Media scholar Norbert Bolz criticizes the European Union as a “monster” increasingly eroding freedom and democracy in an opinion article for the newspaper Die Welt.
The European Union has transformed from a coalition of sovereign states into a centralized “machine that constantly produces regulations and prohibitions,” following a “script” reminiscent of Kafka and Orwell, Bolz asserts in his opinion piece for Die Welt.
Bolz, a professor emeritus and a leading conservative thinker in Germany, believes the original vision for a peaceful, economically integrated Europe has been distorted. The initial ideals of free trade and free movement have given way to excessive bureaucracy, a lack of openness, and authoritarian features. He points to the Digital Services Act and the proposed chat surveillance as examples, stating, “This is about the methods of a totalitarian surveillance state that reads private communications and thus destroys privacy and freedom of expression.”
EU Commission President Ursula von der Leyen is central to his disapproval, representing what Bolz calls the “cold German face of a failed Europe.” He condemns her refusal to reveal the text messages she exchanged with Pfizer’s CEO during the COVID-19 crisis as particularly troubling.

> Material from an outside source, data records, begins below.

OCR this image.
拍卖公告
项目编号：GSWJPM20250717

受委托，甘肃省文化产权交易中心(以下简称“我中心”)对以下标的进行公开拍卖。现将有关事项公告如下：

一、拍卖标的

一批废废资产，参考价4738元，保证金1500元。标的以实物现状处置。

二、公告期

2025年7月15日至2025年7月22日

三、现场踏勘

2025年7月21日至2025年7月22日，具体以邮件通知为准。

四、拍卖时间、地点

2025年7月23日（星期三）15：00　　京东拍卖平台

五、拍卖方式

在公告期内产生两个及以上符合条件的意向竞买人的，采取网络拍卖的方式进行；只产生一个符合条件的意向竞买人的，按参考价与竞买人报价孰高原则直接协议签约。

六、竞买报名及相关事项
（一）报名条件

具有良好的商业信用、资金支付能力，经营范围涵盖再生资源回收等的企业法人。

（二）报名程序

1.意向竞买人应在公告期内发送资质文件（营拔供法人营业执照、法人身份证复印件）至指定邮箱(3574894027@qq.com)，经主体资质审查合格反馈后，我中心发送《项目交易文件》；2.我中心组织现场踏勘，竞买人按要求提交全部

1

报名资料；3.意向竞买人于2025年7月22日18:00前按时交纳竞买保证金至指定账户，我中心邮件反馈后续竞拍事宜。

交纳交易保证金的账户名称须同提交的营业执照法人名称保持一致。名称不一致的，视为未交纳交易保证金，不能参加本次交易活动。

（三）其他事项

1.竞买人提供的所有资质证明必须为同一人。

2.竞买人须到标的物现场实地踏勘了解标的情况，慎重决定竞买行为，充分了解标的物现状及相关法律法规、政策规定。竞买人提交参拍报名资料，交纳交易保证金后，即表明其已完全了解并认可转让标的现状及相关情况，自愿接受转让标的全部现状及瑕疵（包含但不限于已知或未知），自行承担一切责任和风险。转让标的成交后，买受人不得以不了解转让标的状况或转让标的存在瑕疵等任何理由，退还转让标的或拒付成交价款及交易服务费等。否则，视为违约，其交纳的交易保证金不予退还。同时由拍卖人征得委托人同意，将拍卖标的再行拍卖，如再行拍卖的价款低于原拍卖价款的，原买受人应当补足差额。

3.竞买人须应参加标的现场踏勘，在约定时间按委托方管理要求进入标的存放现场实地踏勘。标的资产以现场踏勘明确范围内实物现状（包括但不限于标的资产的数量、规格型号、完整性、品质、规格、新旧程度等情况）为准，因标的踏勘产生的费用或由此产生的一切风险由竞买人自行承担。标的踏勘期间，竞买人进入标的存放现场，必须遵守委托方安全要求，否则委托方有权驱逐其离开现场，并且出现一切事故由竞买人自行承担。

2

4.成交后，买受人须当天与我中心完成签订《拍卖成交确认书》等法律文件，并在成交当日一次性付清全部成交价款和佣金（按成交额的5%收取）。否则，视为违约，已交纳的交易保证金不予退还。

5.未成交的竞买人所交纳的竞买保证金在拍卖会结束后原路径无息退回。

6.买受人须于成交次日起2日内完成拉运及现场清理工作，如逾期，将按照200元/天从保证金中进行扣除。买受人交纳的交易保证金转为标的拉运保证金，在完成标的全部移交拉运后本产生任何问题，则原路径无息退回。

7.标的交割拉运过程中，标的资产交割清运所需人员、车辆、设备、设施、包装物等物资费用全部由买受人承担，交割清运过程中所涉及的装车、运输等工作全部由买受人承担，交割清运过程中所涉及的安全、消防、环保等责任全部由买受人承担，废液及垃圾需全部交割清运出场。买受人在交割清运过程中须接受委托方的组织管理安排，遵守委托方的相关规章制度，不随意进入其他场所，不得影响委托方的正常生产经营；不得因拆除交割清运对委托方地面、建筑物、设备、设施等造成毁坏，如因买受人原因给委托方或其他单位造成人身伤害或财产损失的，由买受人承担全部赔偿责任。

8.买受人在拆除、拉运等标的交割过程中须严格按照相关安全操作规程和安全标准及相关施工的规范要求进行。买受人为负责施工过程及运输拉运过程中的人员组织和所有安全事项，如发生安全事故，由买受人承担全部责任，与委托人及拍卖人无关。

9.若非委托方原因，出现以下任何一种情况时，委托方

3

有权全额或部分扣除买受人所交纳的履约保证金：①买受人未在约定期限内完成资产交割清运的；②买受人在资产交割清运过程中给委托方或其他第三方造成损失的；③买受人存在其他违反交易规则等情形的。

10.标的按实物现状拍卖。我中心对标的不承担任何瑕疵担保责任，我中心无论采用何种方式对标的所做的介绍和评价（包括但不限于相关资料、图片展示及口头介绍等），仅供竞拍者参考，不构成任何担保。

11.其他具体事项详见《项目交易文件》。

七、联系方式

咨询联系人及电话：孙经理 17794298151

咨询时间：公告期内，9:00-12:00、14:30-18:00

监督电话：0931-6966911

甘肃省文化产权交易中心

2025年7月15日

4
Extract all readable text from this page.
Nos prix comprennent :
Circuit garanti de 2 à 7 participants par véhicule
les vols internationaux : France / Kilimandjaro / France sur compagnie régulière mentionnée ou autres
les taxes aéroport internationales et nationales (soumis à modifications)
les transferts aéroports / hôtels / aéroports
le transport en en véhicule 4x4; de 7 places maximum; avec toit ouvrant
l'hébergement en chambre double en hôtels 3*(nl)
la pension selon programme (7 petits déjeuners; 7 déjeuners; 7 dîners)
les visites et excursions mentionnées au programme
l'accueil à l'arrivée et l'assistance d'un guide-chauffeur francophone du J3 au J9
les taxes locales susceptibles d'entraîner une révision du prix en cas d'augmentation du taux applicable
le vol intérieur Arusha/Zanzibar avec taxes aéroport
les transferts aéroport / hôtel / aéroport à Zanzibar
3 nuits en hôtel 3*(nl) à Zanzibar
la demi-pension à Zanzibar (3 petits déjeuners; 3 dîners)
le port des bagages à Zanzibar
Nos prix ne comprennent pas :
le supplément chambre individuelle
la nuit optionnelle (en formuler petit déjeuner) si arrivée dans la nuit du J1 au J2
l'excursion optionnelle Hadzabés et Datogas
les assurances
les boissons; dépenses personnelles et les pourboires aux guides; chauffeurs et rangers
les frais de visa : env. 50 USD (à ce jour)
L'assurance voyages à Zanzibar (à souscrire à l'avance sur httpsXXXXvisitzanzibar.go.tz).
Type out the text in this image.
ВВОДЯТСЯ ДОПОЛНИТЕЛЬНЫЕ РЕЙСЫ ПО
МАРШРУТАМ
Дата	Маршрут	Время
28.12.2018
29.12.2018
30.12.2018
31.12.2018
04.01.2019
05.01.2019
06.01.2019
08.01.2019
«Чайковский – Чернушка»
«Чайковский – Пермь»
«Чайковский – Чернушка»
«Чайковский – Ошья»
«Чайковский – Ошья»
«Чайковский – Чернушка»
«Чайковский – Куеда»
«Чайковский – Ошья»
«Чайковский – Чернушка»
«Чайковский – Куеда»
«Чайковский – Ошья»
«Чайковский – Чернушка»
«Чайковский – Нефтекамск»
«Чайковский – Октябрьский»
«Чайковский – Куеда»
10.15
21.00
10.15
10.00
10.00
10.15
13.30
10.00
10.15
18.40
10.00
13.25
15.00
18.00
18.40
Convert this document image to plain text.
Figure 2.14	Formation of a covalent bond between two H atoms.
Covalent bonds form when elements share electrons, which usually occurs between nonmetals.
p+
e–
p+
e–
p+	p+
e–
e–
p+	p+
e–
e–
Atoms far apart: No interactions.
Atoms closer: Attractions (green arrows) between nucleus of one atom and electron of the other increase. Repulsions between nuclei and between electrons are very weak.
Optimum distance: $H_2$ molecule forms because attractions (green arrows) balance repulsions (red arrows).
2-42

Bolz further claims the EU suffers from a democratic deficit. “There is no separation of powers and no democracy,” he writes, arguing that Brussels acts as a tool to enforce measures unpopular at the national level—such as those related to climate protection and corporate social responsibility. This, he says, allows especially left-wing and green parties to bypass the preferences of their electorates.
He concludes that resisting this trend does not make one anti-European, but rather a “good European.”